Every four years, when a presidential election comes lumbering into view, some tiny, precious percentage of the talk that vomits out of the television turns to actual policy. Among the endless blather about personality and character, and amid the steady stream of attacks and lies, there is some small bit of information that attempts to define how a particular person will actually govern. It’s helpful, for those that can fish it out of the torrent of muck, in picking who you would like to see steering the ship of state for a while. An understanding of policy is vitally important in making an informed choice.
And this is the first election where I don’t care about it at all.
For the first time in my life, policy is playing no role in who I’m going to vote for come November. Before, it was always an over-riding factor: Who has the better plan? Who has the better tools? Who will get us to where we all want to be, smoothly and safely?

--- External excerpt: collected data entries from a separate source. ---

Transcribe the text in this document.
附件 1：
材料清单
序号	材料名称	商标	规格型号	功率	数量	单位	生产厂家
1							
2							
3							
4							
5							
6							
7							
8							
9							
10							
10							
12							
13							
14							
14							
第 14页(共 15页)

But this year, something more profound is at play. This year, for the first time in my life, I feel like those in power have fundamentally different goals than I do, not only in means, but in ends. I’ve disagreed with dozens, even hundreds, of policies of previous administrations, Republican and Democrat alike, but always felt as if they were just details, to be worked out politically. They’re the standard back-and-forth of a functioning society. Policy is the tool used to head towards where we all want to be. I can live with policy, even those I don’t agree with.
But this year is different.
9/11, the saying goes, changed everything. But it shouldn’t have. It shouldn’t have changed what this country is fundamentally about, and what we fundamentally believe. It should have reaffirmed it, not only in patriotic bumper stickers and American flags, but in our hearts. We believe in our principles, we could have said to the world, no matter what you do.

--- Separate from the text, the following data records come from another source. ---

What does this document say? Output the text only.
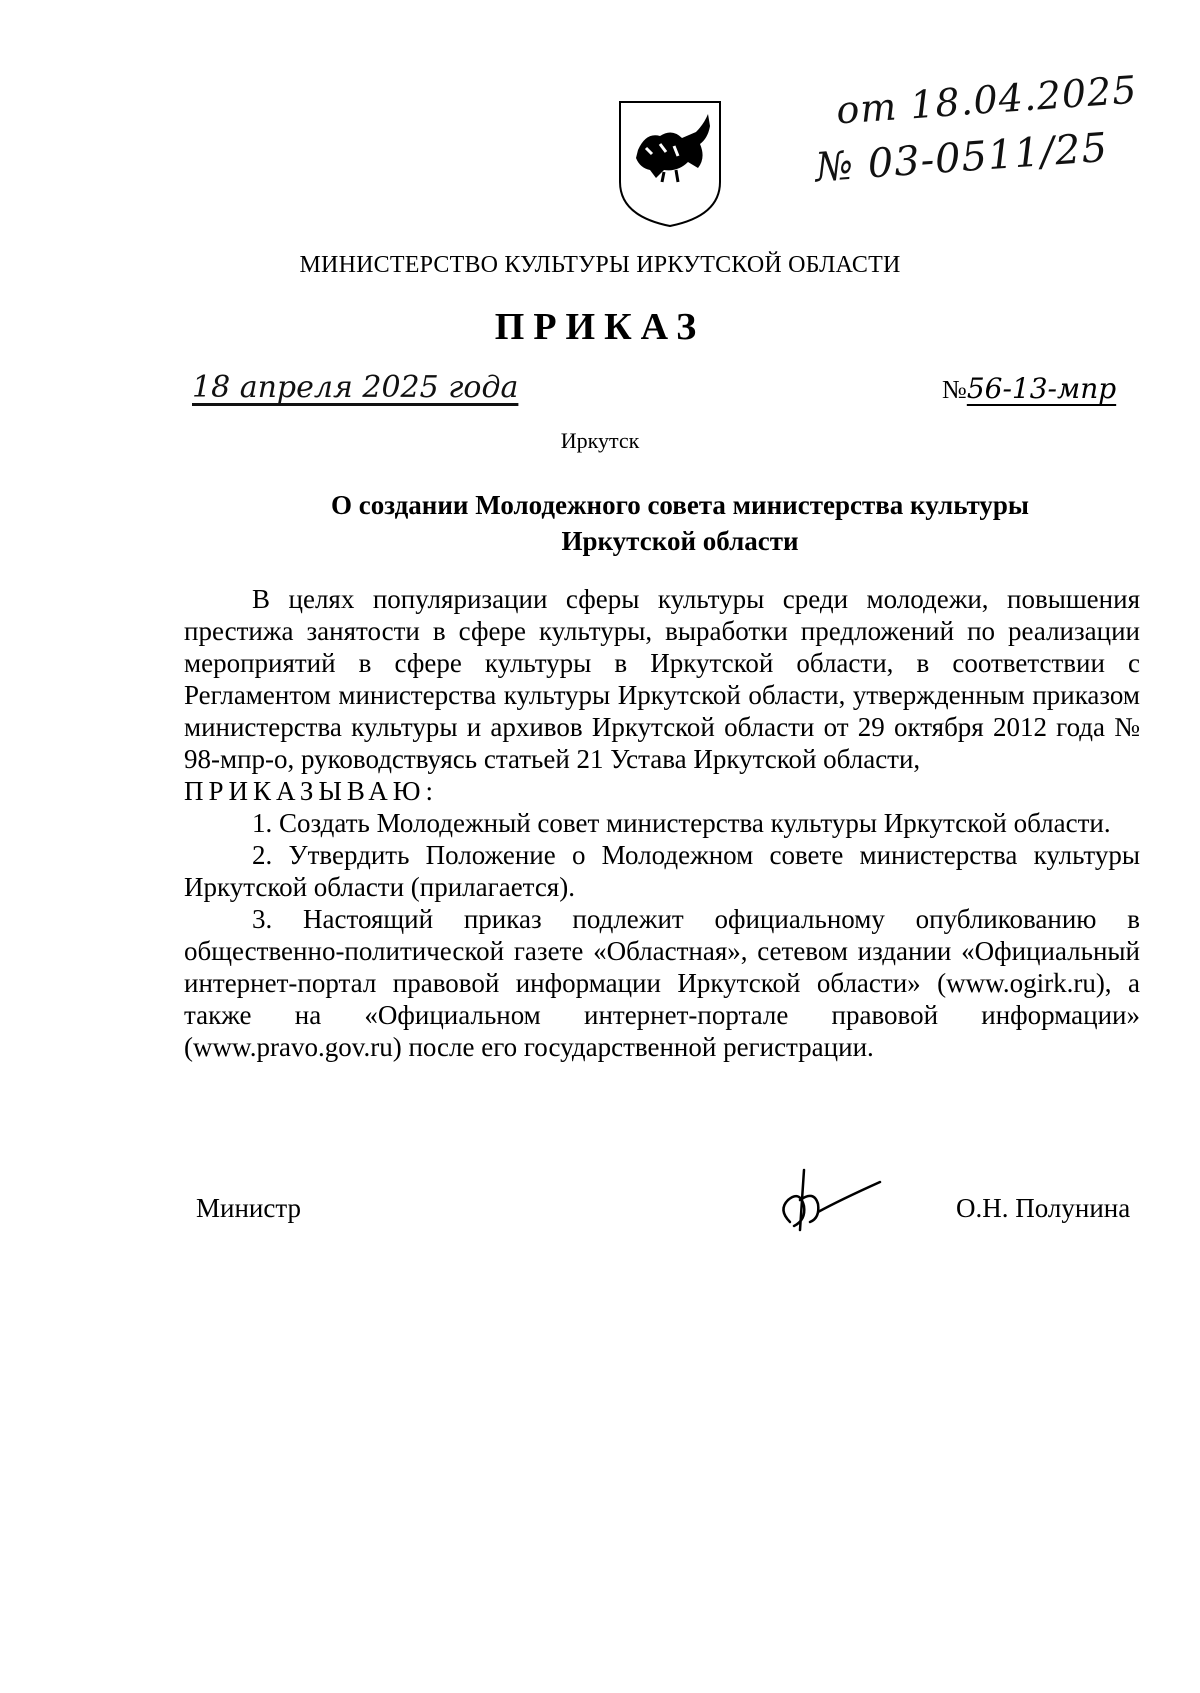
от 18.04.2025
№ 03-0511/25
МИНИСТЕРСТВО КУЛЬТУРЫ ИРКУТСКОЙ ОБЛАСТИ
ПРИКАЗ
18 апреля 2025 года	№56-13-мпр
Иркутск
О создании Молодежного совета министерства культуры
Иркутской области

В целях популяризации сферы культуры среди молодежи, повышения престижа занятости в сфере культуры, выработки предложений по реализации мероприятий в сфере культуры в Иркутской области, в соответствии с Регламентом министерства культуры Иркутской области, утвержденным приказом министерства культуры и архивов Иркутской области от 29 октября 2012 года № 98-мпр-о, руководствуясь статьей 21 Устава Иркутской области,

ПРИКАЗЫВАЮ:

1. Создать Молодежный совет министерства культуры Иркутской области.

2. Утвердить Положение о Молодежном совете министерства культуры Иркутской области (прилагается).

3. Настоящий приказ подлежит официальному опубликованию в общественно-политической газете «Областная», сетевом издании «Официальный интернет-портал правовой информации Иркутской области» (www.ogirk.ru), а также на «Официальном интернет-портале правовой информации» (www.pravo.gov.ru) после его государственной регистрации.

Министр	О.Н. Полунина
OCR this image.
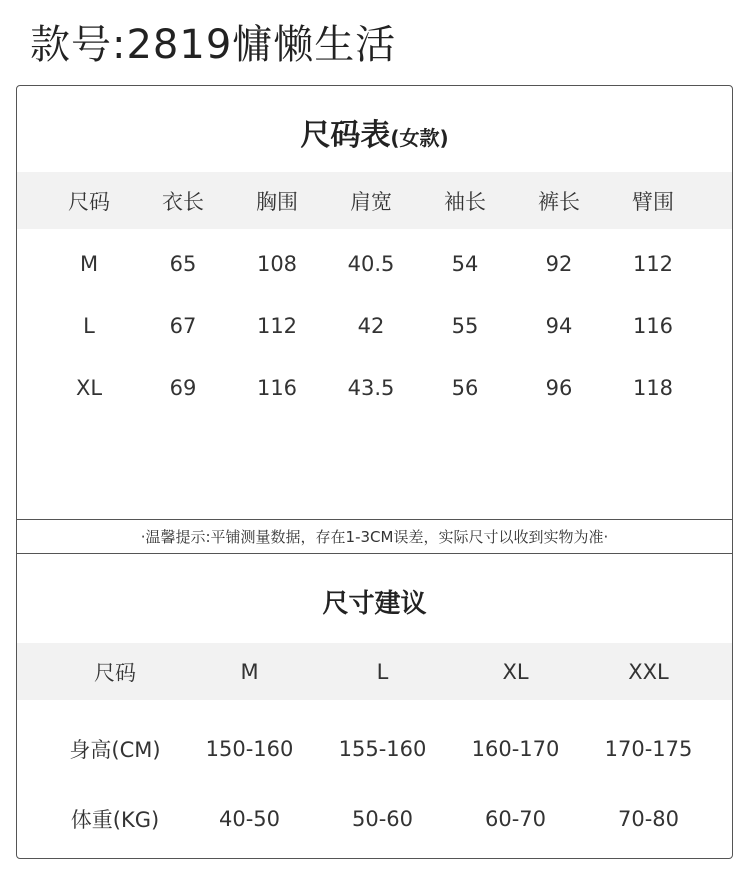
款号:2819慵懒生活
尺码表(女款)
尺码	衣长	胸围	肩宽	袖长	裤长	臂围
M	65	108	40.5	54	92	112
L	67	112	42	55	94	116
XL	69	116	43.5	56	96	118
·温馨提示:平铺测量数据，存在1-3CM误差，实际尺寸以收到实物为准·
尺寸建议
尺码	M	L	XL	XXL
身高(CM)	150-160	155-160	160-170	170-175
体重(KG)	40-50	50-60	60-70	70-80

George Bush chose a different road. Instead, he began sacrificing those principles, in ways great and small, for political gain. He has used the tragedy of that day to change not only how we as a nation are moving, but where we are headed. And that saddens and frightens me more than I can say.
Anonymous, indefinite detentions; warrentless surveillance; Total Information Awareness; pre-emptive war. This is the record of the Bush Administration, of its fundamental capitulation of the principles of this nation. Lines, hundreds of lines, are being crossed; some tentatively, some enthusiastically; some overtly and some in secret. And each transgression chips away at the foundation of what this country is and what it stands for.

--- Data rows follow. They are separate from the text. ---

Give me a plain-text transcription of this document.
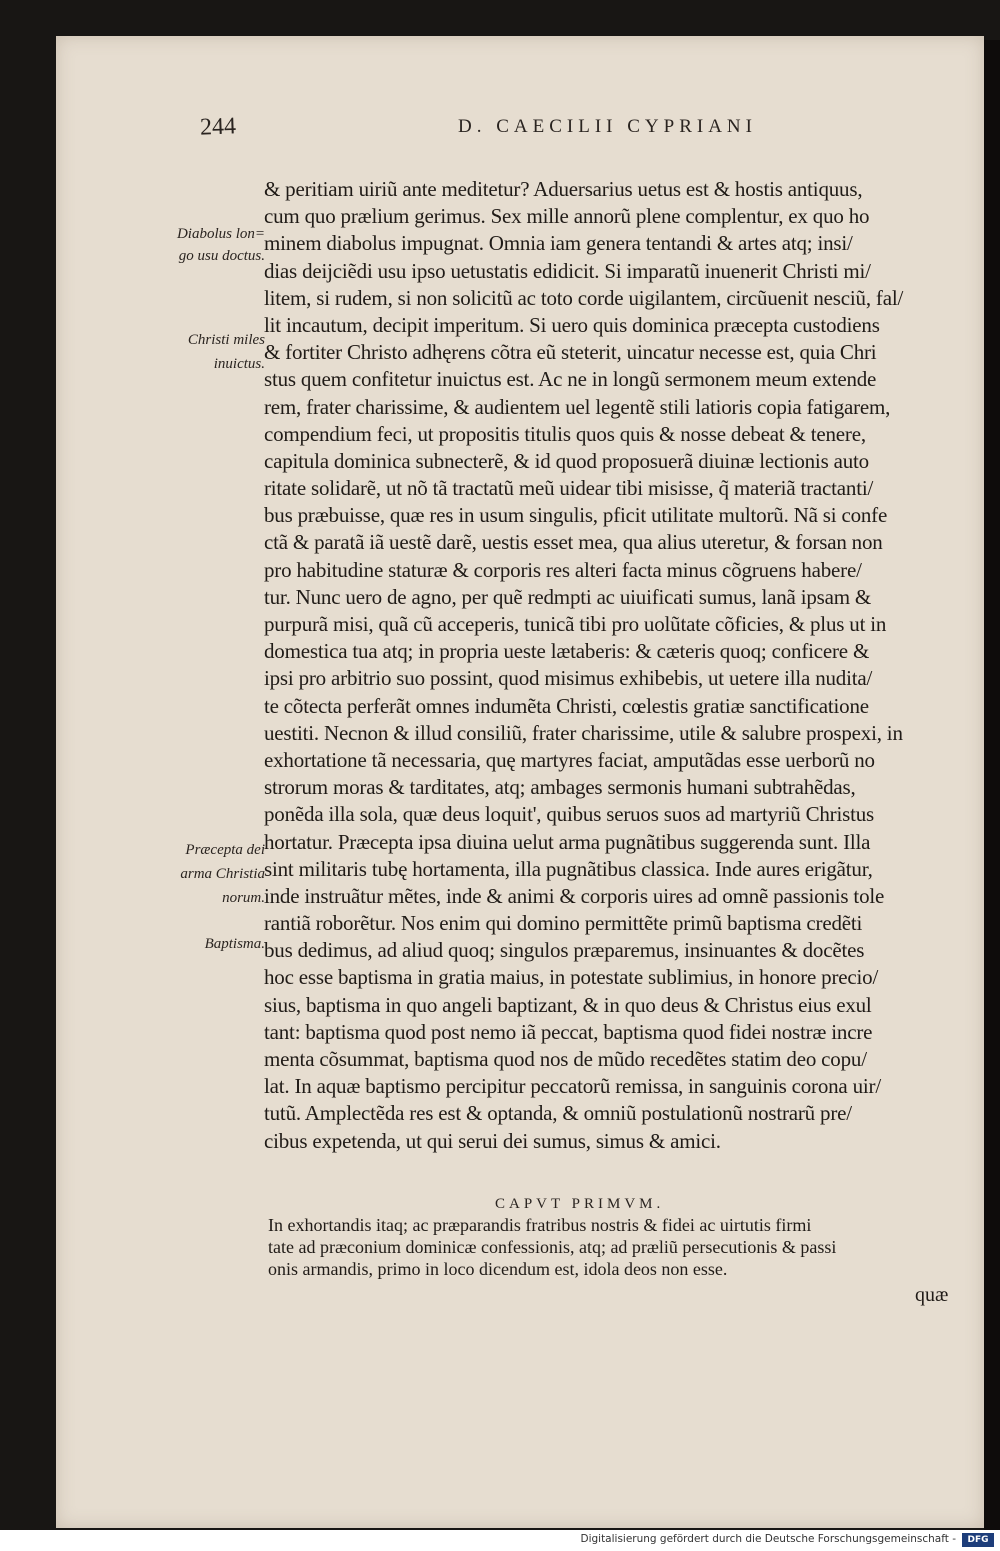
244	D. CAECILII CYPRIANI
Diabolus lon=
go usu doctus.
Christi miles
inuictus.
Præcepta dei
arma Christia
norum.
Baptisma.
& peritiam uiriũ ante meditetur? Aduersarius uetus est & hostis antiquus,
cum quo prælium gerimus. Sex mille annorũ plene complentur, ex quo ho
minem diabolus impugnat. Omnia iam genera tentandi & artes atq; insi/
dias deijciẽdi usu ipso uetustatis edidicit. Si imparatũ inuenerit Christi mi/
litem, si rudem, si non solicitũ ac toto corde uigilantem, circũuenit nesciũ, fal/
lit incautum, decipit imperitum. Si uero quis dominica præcepta custodiens
& fortiter Christo adhęrens cõtra eũ steterit, uincatur necesse est, quia Chri
stus quem confitetur inuictus est. Ac ne in longũ sermonem meum extende
rem, frater charissime, & audientem uel legentẽ stili latioris copia fatigarem,
compendium feci, ut propositis titulis quos quis & nosse debeat & tenere,
capitula dominica subnecterẽ, & id quod proposuerã diuinæ lectionis auto
ritate solidarẽ, ut nõ tã tractatũ meũ uidear tibi misisse, q̃ materiã tractanti/
bus præbuisse, quæ res in usum singulis, pficit utilitate multorũ. Nã si confe
ctã & paratã iã uestẽ darẽ, uestis esset mea, qua alius uteretur, & forsan non
pro habitudine staturæ & corporis res alteri facta minus cõgruens habere/
tur. Nunc uero de agno, per quẽ redmpti ac uiuificati sumus, lanã ipsam &
purpurã misi, quã cũ acceperis, tunicã tibi pro uolũtate cõficies, & plus ut in
domestica tua atq; in propria ueste lætaberis: & cæteris quoq; conficere &
ipsi pro arbitrio suo possint, quod misimus exhibebis, ut uetere illa nudita/
te cõtecta perferãt omnes indumẽta Christi, cœlestis gratiæ sanctificatione
uestiti. Necnon & illud consiliũ, frater charissime, utile & salubre prospexi, in
exhortatione tã necessaria, quę martyres faciat, amputãdas esse uerborũ no
strorum moras & tarditates, atq; ambages sermonis humani subtrahẽdas,
ponẽda illa sola, quæ deus loquit', quibus seruos suos ad martyriũ Christus
hortatur. Præcepta ipsa diuina uelut arma pugnãtibus suggerenda sunt. Illa
sint militaris tubę hortamenta, illa pugnãtibus classica. Inde aures erigãtur,
inde instruãtur mẽtes, inde & animi & corporis uires ad omnẽ passionis tole
rantiã roborẽtur. Nos enim qui domino permittẽte primũ baptisma credẽti
bus dedimus, ad aliud quoq; singulos præparemus, insinuantes & docẽtes
hoc esse baptisma in gratia maius, in potestate sublimius, in honore precio/
sius, baptisma in quo angeli baptizant, & in quo deus & Christus eius exul
tant: baptisma quod post nemo iã peccat, baptisma quod fidei nostræ incre
menta cõsummat, baptisma quod nos de mũdo recedẽtes statim deo copu/
lat. In aquæ baptismo percipitur peccatorũ remissa, in sanguinis corona uir/
tutũ. Amplectẽda res est & optanda, & omniũ postulationũ nostrarũ pre/
cibus expetenda, ut qui serui dei sumus, simus & amici.
CAPVT PRIMVM.
In exhortandis itaq; ac præparandis fratribus nostris & fidei ac uirtutis firmi
tate ad præconium dominicæ confessionis, atq; ad præliũ persecutionis & passi
onis armandis, primo in loco dicendum est, idola deos non esse.
quæ
Digitalisierung gefördert durch die Deutsche Forschungsgemeinschaft -	DFG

And that is profoundly wrong. These are important, even sacred, lines; ideals and philosophies that people died to defend. These are lines that define us as a nation and as a people. They are not tools of policy and they are not debatable. No “safety” can mitigate this betrayal, no “security” can sooth this loss.
Here’s something I haven’t seen said in a long time: The principles that this country were founded on are more important than the country itself. I would rather see the Constitution preserved than the nation. I would rather fight for what we believe in and lose tomorrow than see the United States of America last a thousand years at the cost of our values. Because our principles cost lives, and as soon we are no longer willing to pay that bill, then we’re just another Hobbesian nightmare, waiting our turn on the ash heap. Every sacrifice we make “to protect our freedom” becomes the sacrifice of a piece of our soul.
The Bill of Rights is worth three thousand lives — even three thousand innocent lives. More than worth it. It’s worth my life. It’s worth yours. It’s worth the lives of the hundreds of thousands, maybe millions, of people who have died to defend it in the past two hundred and thirty years. It worth all of it, and more. The defense of the Constitution is the most profound act that any citizen can undertake, and any attack on the Constitution — no matter the motivation — the most fundamental treachery.
For George Bush to sacrifice any of the rights of that document in the name of “safety,” of “security,” should automatically disqualify him from the office he seeks to retain. It is not a question of policy, but of the national soul.
And whatever else the people of this country achieve in however long it survives, none will match our founding document. Because it is not just a thing, but an idea, and a transcendent idea at that. It has made everything else possible. And if you start to chip away at that foundation — for whatever reason, no matter how noble the cause — there’s really no reason to keep what’s built on it. Because it will be a structure created on sand and dust and failure. It can’t survive, and doesn’t deserve to.
Policy will not play into my decision who to vote for this year, because we are past policy. We are past politics. This is a fight for the fundamental principles of this country, the fundamental ideas. And I refuse to let our uniqueness, our place in history, our greatness be murdered at the alter of fear and expedience.